Mit einer todesmutigen Aktion holte sich Andreas Wecker bei der Turn-Europameisterschaft die Goldmedaille am Reck, der überragende Vitali Scherbo gewann am Boden und beim Sprung  ■ Aus Budapest Thomas Schreyer

„Nur ein Verrückter macht so etwas zweimal!“ Der neue Europameister am Reck, Andreas Wecker, ist erleichtert. Der Turner aus Berlin rennt nicht mit winkenden Händen durch die Halle, dem Sportpalast in Budapest. Andreas Wecker atmet nur auf. Im Seitpferd-Finale hatte der 22jährige die sichere Goldmedaille „fallen lassen“. Er stieg einfach ab, ging nach der Übung aus der Halle und „wollte nichts mehr sehen“.

Freilich kam Wecker wieder zurück. Daß er sie als Goldmedaillist wieder verlassen würde — zudem, wo er doch „etwas ganz Verücktes“ gemacht hatte —, damit rechnete er selbst nicht. Während Wecker sich nach der mißglückten Seitpferdübung draußen wieder „sammeln“ mußte, hatte sich Ralf Büchner eine Bronzemedaille am Boden gesichert. Büchner, ein ganz ruhiger Mann, turnte seine Übungen konsequent durch und zeigte jetzt schon, daß mit ihm in Hinblick auf Barcelona fest zu rechnen ist. Beinahe hätte er eine zweite Medaille am Pferdsprung bekommen, doch mit sechs Tausendstel setzte sich der Ungar Supola durch. Sechs Tausendstel — eine Meßeinheit, die es im Turnen eben nur rein rechnerisch gibt. Beabsichtigt war dies sicher nicht, die Kampfrichter hatten wohl nicht aufgepaßt: ein undankbarer vierter Platz für den Hannoveraner.
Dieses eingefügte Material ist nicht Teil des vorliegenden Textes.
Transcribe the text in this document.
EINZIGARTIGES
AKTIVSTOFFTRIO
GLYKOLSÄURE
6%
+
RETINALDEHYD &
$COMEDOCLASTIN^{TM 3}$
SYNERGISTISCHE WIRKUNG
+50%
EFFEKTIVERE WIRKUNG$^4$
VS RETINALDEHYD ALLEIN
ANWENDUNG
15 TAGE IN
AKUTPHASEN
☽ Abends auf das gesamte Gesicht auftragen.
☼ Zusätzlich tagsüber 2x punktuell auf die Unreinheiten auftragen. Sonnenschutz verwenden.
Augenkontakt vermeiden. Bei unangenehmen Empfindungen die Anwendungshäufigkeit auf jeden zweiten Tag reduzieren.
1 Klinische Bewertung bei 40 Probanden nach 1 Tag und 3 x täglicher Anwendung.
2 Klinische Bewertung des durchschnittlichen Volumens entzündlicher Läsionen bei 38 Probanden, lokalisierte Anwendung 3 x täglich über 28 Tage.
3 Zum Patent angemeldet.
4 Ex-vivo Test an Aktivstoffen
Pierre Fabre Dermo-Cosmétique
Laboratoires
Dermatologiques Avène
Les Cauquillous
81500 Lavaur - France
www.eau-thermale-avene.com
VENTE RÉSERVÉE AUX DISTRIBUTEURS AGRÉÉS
Letzter Turner am letzten Gerät war Andreas Wecker. Das Publikum ging mit seinen Schwüngen mit, machte die Riesenfelgen im Geiste nach. Wecker wurde schneller und schneller und hob an zum ersten Flugteil, einem in der Fachwelt sogenannten „Kovacs“, bei dem man die Reckstange erst wieder sieht, wenn man sie schon in der Hand hat. Ein „Wahnsinnsteil“, sagen manche Turner dazu. Denn der Athlet fliegt rücklings über die Stange und kann sie so nicht sehen.

Wecker flog, und Wecker hing — aber wie! Es war keine „Notlandung“, „aber ich hatte plötzlich nichts mehr gespürt, mein Bein war fast wie gelähmt“, erklärte Wecker. Weckers „Kovacs“ kam nämlich zu dicht an die Stange, dadurch kam er aus dem Schwung, mußte sich sogar hochstemmen, wenn auch nur kurz. „Ich dachte schon, es sei aus“, kommentierte Wecker die Schreck-Hundertstel-Sekunde. „Nach so einem Ding macht man einfach kein zweites Flugteil“, schüttelt der Berliner den Kopf. „Aber ich bin so verrückt und setze nochmal zum Kovacs an!“ Und der zweite gelang. Der Abgang war nicht ganz einwandfrei, aber er reichte für 9,837 Punkte. Und es reichte für die Goldmedaille.

Rustam Sharipov aus der Ukraine hatte die gleiche Punktzahl. Sharipov war Erster in der Reihenfolge und turnte fast makellos. Doch verdient war auch Weckers Medaille trotz der zwei kleinen Fehlerchen. Wer eine solche gefährliche Situation meistert, ist einfach Meister. Zudem mußten sich Sharipov und Wecker die Goldmedaille gar nicht teilen: Jeder von ihnen bekam eine ganze.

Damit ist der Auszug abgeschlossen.